Einstein Exchange, a Vancouver-based cryptocurrency trading platform that owes its customers more than $16-million, has been put into receivership by the Supreme Court of British Columbia.
The B.C. Securities Commission (BCSC), which applied for the receivership order in a bid to preserve Einstein’s assets, said in court files that it had received numerous complaints about customers not being able to access their funds.
On Oct. 31, a lawyer representing Einstein told the regulator that the company was planning to shut down the platform owing to “lack of profit,” but had sufficient cryptocurrency holdings to satisfy customer withdrawals, the BCSC said in court documents.
The exchange’s website has since been shuttered, and bankruptcy, insolvency and restructuring service firm Grant Thornton Limited has been appointed as the interim receiver.
Einstein chief executive Michael Gokturk did not immediately respond to a request for comment.
The shutdown comes in the wake of the bankruptcy of Canadian cryptocurrency exchange QuadrigaCX, which left 76,000 users owed $214.6-million in cash and cryptocurrency after the company’s CEO and sole director died last December. Gerald Cotten was 30 when he succumbed to complications related to Crohn’s disease while on his honeymoon in India.

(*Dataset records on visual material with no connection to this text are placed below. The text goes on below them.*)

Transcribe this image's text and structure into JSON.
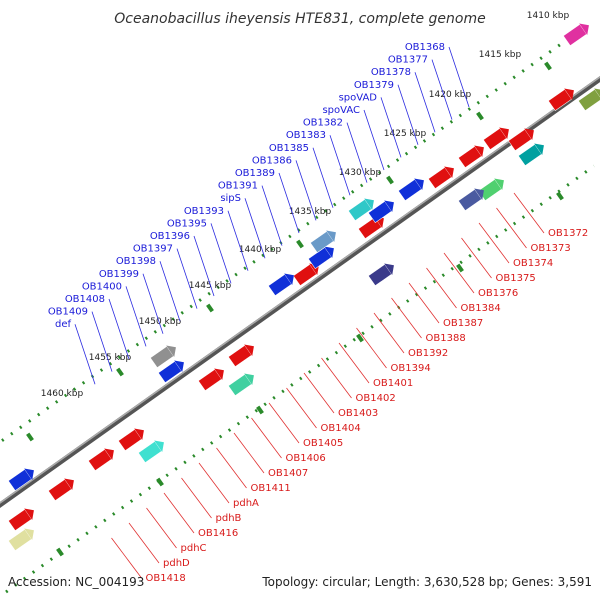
{
  "title": "Oceanobacillus iheyensis HTE831, complete genome",
  "footer": {
    "accession": "Accession: NC_004193",
    "topology": "Topology: circular; Length: 3,630,528 bp; Genes: 3,591"
  },
  "kbp_ticks": [
    "1410 kbp",
    "1415 kbp",
    "1420 kbp",
    "1425 kbp",
    "1430 kbp",
    "1435 kbp",
    "1440 kbp",
    "1445 kbp",
    "1450 kbp",
    "1455 kbp",
    "1460 kbp"
  ],
  "top_labels": [
    "OB1368",
    "OB1377",
    "OB1378",
    "OB1379",
    "spoVAD",
    "spoVAC",
    "OB1382",
    "OB1383",
    "OB1385",
    "OB1386",
    "OB1389",
    "OB1391",
    "sipS",
    "OB1393",
    "OB1395",
    "OB1396",
    "OB1397",
    "OB1398",
    "OB1399",
    "OB1400",
    "OB1408",
    "OB1409",
    "def"
  ],
  "bottom_labels": [
    "OB1372",
    "OB1373",
    "OB1374",
    "OB1375",
    "OB1376",
    "OB1384",
    "OB1387",
    "OB1388",
    "OB1392",
    "OB1394",
    "OB1401",
    "OB1402",
    "OB1403",
    "OB1404",
    "OB1405",
    "OB1406",
    "OB1407",
    "OB1411",
    "pdhA",
    "pdhB",
    "OB1416",
    "pdhC",
    "pdhD",
    "OB1418"
  ],
  "colors": {
    "forward_strand": "#1030d8",
    "reverse_strand": "#e01010",
    "backbone": "#555555",
    "tick_green": "#2a8a2a"
  }
}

The Canadian Securities Administrators (CSA), an umbrella organization of provincial securities regulators, and the Investment Industry Regulatory Organization of Canada (IIROC) proposed new rules in March to curtail risks associated with cryptocurrency trading platforms, but the measures have not yet come into effect.
The BCSC said in a news release Monday that it has not authorized any cryptocurrency trading platforms to operate as exchanges.
“The BCSC, along with other Canadian securities regulators, continues to urge Canadians to exercise caution when buying or selling any crypto-assets due to various risks, including the loss of some or all of their investment,” the regulator said.
Einstein customers looking for information about the status of their accounts should contact Grant Thornton, the BCSC said.